State Key Laboratory for Geomechanics and Deep Underground Engineering, China University of Mining and Technology, Xuzhou 221116, China.
School of Mechanics and Civil Engineering, China University of Mining and Technology, Xuzhou 221116, China.
Phys Rev E. 2019 Nov;100(5-1):053314. doi: 10.1103/PhysRevE.100.053314.
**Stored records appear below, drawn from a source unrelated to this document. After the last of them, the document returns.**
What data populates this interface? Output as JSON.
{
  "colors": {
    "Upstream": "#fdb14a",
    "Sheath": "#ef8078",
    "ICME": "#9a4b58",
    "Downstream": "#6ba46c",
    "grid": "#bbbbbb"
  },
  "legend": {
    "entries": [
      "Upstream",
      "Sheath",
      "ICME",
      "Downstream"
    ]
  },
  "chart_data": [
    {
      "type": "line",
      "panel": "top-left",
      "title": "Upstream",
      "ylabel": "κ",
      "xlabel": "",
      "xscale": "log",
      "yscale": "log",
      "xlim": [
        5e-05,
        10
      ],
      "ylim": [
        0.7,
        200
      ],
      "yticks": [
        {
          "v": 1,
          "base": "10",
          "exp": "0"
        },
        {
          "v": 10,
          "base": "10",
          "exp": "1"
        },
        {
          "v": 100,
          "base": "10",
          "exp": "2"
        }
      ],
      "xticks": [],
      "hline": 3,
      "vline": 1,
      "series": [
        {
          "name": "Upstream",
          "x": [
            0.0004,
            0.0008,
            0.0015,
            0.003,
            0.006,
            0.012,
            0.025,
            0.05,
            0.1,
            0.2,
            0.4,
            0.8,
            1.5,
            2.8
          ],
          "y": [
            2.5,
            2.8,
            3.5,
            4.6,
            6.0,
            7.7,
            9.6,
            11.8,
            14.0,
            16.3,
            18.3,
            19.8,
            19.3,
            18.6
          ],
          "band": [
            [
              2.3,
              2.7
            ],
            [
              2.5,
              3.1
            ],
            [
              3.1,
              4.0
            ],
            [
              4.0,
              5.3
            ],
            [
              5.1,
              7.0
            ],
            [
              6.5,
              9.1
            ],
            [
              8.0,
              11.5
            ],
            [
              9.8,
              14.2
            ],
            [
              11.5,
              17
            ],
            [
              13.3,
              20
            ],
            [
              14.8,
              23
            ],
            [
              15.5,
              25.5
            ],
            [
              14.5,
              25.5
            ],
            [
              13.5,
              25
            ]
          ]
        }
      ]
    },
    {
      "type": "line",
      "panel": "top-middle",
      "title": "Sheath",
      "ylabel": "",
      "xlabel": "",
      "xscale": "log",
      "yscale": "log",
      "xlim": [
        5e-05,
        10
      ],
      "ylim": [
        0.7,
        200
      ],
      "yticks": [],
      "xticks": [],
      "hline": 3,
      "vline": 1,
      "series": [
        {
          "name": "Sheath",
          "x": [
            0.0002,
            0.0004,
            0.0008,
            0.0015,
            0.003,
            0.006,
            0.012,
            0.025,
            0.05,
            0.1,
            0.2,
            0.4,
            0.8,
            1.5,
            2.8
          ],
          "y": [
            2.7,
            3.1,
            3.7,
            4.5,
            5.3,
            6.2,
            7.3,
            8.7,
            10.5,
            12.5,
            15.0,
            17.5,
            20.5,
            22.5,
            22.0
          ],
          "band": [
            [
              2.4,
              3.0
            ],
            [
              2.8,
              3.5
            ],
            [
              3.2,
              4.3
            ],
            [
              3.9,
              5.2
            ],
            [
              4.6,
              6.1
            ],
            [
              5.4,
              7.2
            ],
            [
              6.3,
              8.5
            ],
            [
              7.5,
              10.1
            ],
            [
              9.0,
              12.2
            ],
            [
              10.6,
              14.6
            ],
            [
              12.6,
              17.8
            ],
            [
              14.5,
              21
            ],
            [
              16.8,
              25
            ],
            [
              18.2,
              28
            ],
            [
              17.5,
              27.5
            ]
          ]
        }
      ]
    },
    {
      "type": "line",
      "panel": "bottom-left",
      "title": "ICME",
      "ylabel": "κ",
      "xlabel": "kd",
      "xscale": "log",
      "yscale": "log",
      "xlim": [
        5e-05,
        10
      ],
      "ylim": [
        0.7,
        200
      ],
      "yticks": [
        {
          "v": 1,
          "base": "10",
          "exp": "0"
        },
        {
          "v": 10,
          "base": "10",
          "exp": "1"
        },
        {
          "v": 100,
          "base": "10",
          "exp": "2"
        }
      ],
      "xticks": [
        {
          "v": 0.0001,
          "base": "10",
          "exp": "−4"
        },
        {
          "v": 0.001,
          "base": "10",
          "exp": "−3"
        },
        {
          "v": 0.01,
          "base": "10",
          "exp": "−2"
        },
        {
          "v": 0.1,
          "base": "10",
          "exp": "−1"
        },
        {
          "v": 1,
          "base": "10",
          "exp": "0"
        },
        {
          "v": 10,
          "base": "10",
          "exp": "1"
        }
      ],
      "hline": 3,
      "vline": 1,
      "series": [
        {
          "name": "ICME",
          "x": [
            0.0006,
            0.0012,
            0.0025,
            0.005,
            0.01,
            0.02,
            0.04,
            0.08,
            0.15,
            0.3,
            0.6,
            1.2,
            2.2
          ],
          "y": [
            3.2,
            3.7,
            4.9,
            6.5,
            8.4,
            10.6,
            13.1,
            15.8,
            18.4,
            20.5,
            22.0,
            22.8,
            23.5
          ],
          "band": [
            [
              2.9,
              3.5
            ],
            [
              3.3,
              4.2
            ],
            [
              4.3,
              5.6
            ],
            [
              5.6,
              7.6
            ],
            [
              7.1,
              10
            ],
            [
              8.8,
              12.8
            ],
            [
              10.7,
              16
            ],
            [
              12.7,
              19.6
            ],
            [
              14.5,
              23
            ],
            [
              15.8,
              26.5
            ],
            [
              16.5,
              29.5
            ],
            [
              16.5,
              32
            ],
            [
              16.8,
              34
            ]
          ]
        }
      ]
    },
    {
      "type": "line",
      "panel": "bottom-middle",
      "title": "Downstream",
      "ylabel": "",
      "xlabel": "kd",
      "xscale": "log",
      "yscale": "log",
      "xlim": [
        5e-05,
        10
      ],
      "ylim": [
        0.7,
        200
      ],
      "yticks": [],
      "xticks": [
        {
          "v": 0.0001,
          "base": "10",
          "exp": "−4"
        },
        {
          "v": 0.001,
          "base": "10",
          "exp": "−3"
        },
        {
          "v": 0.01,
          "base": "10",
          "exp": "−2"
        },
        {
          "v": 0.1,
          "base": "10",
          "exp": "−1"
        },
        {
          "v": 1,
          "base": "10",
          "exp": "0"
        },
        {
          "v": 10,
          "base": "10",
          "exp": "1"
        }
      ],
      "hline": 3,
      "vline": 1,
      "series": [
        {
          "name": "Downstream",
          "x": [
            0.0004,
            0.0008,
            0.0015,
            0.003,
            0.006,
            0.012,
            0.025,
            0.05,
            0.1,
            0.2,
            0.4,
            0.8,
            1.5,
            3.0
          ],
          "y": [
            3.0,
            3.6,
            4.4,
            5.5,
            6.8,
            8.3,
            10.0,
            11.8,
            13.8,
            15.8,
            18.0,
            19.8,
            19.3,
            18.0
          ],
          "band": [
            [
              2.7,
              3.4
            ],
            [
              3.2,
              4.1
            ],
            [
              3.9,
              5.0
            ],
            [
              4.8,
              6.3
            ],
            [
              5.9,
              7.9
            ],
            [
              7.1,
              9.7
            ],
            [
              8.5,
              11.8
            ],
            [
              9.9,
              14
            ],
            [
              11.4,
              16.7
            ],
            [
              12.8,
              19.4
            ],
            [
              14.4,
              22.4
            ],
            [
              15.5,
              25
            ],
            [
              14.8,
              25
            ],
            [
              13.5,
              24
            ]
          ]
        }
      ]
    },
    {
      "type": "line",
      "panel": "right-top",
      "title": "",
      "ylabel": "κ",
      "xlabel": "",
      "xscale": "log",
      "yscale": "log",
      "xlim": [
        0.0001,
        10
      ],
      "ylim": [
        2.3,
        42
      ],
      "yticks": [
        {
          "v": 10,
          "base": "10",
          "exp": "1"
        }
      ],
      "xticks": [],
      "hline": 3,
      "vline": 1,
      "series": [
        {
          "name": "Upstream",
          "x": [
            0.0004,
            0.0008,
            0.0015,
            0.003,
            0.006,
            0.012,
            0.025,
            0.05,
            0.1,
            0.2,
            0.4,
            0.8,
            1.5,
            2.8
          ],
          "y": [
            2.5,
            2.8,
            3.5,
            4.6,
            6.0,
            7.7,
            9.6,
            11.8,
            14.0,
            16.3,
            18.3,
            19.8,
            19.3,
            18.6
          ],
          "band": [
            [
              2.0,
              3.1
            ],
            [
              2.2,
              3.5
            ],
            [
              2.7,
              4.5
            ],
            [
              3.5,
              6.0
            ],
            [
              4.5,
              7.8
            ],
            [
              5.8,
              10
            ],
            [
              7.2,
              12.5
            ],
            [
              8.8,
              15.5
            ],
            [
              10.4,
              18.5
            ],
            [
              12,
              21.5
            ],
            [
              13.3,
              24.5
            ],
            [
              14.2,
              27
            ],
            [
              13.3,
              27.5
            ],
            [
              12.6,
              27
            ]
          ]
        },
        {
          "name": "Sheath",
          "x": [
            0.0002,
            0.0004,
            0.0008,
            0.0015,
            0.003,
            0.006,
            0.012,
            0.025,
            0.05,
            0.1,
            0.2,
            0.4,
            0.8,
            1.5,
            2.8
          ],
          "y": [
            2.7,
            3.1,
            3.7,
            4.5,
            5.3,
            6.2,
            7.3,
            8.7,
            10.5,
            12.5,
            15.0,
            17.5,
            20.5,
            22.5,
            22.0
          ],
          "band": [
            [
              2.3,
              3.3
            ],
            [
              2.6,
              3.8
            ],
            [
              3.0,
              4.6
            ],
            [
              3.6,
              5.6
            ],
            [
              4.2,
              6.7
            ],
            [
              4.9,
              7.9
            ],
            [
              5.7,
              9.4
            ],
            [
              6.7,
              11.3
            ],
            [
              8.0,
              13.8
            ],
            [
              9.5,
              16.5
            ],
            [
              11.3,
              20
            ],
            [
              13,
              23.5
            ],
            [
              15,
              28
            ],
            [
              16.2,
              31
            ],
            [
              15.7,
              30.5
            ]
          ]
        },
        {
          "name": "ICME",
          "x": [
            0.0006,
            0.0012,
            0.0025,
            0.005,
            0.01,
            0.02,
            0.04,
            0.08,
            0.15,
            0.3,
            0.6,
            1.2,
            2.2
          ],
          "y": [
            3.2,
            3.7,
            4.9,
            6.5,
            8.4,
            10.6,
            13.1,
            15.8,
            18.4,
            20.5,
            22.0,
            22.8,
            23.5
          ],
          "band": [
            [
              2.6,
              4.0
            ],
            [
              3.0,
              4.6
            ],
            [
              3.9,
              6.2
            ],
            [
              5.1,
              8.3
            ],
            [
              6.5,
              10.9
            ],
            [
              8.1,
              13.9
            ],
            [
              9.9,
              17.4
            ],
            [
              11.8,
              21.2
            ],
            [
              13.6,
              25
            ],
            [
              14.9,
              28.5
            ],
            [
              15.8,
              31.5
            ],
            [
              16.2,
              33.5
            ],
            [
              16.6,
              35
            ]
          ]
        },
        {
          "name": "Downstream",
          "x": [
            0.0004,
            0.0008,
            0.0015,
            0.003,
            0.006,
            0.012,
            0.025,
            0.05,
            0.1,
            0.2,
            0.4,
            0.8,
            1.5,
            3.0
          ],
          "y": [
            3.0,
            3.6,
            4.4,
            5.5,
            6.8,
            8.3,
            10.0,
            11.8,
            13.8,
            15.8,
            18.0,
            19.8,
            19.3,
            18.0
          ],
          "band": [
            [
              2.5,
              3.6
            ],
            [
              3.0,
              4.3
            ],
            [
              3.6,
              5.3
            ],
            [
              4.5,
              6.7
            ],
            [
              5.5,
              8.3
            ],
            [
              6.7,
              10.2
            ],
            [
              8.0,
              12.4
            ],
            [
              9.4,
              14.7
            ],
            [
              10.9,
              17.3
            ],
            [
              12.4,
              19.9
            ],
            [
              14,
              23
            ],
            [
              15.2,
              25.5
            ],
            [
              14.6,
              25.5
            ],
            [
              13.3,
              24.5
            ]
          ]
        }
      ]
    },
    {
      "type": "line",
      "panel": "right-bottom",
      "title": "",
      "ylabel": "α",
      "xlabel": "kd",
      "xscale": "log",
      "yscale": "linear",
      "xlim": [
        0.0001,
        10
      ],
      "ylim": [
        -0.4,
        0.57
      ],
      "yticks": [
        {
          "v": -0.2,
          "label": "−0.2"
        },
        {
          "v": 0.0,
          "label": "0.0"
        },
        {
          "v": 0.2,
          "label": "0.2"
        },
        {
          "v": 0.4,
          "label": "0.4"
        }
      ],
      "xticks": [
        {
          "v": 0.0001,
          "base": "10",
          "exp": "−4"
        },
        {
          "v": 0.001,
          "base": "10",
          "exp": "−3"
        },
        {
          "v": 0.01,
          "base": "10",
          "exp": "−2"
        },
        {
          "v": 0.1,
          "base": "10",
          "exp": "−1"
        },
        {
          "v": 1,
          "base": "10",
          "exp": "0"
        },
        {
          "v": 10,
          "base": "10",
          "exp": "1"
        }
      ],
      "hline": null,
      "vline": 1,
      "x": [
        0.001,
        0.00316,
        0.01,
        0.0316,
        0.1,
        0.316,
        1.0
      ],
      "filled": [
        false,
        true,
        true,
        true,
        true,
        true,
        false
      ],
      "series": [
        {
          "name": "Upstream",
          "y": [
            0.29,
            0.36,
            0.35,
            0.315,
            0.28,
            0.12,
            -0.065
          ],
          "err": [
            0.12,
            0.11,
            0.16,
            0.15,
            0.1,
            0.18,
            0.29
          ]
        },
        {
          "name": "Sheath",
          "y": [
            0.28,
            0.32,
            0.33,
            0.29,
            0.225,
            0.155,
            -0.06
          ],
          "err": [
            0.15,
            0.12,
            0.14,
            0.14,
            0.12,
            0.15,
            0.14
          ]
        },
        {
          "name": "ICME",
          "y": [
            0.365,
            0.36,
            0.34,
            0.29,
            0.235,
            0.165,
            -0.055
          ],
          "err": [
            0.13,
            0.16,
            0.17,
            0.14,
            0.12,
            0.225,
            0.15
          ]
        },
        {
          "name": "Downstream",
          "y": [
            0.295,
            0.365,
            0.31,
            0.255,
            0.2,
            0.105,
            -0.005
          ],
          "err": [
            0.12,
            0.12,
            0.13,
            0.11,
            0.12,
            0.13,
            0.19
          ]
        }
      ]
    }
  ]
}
Pore size distribution (PSD), which is defined as the percentage of the pores of each size to the total volume of the pores, is a key parameter to characterize the microstructure of porous media. Based on the pore geometry definition of three-dimensional (3D) maximal ball and two-dimensional (2D) maximal disk in discrete space, an improved algorithm is proposed to obtain PSD from pore space images of porous media. To validate the accuracy of our algorithm, a synthetic porous medium with a known PSD is generated by computer simulation. In addition, other 2D and 3D images of various types of samples, including sandstones, carbonates, and man-made materials, were also used to obtain PSD. The PSDs were compared quantitatively with that obtained by using the existing state of the art algorithm. The results show that our algorithm is more accurate in characterizing the pore structure and more consistent with the direct visual identification. In addition, the efficiency of our algorithm was also evaluated by calculating the PSD of large-scale 3D images, the results of which indicate that all calculations can be completed in a relatively short time.
孔径分布(PSD)定义为每个孔径尺寸的孔体积占总孔体积的百分比,是描述多孔介质微观结构的关键参数。基于离散空间中三维(3D)最大球和二维(2D)最大圆盘的孔几何定义,提出了一种改进的算法,从多孔介质的孔空间图像中获取 PSD。为了验证我们算法的准确性,通过计算机模拟生成了具有已知 PSD 的合成多孔介质。此外,还使用各种类型的样品(包括砂岩、碳酸盐岩和人造材料)的其他 2D 和 3D 图像来获取 PSD。将 PSD 与使用现有最先进算法获得的 PSD 进行定量比较。结果表明,我们的算法在描述孔结构方面更加准确,并且与直接目视识别更加一致。此外,还通过计算大规模 3D 图像的 PSD 来评估我们算法的效率,结果表明所有计算都可以在相对较短的时间内完成。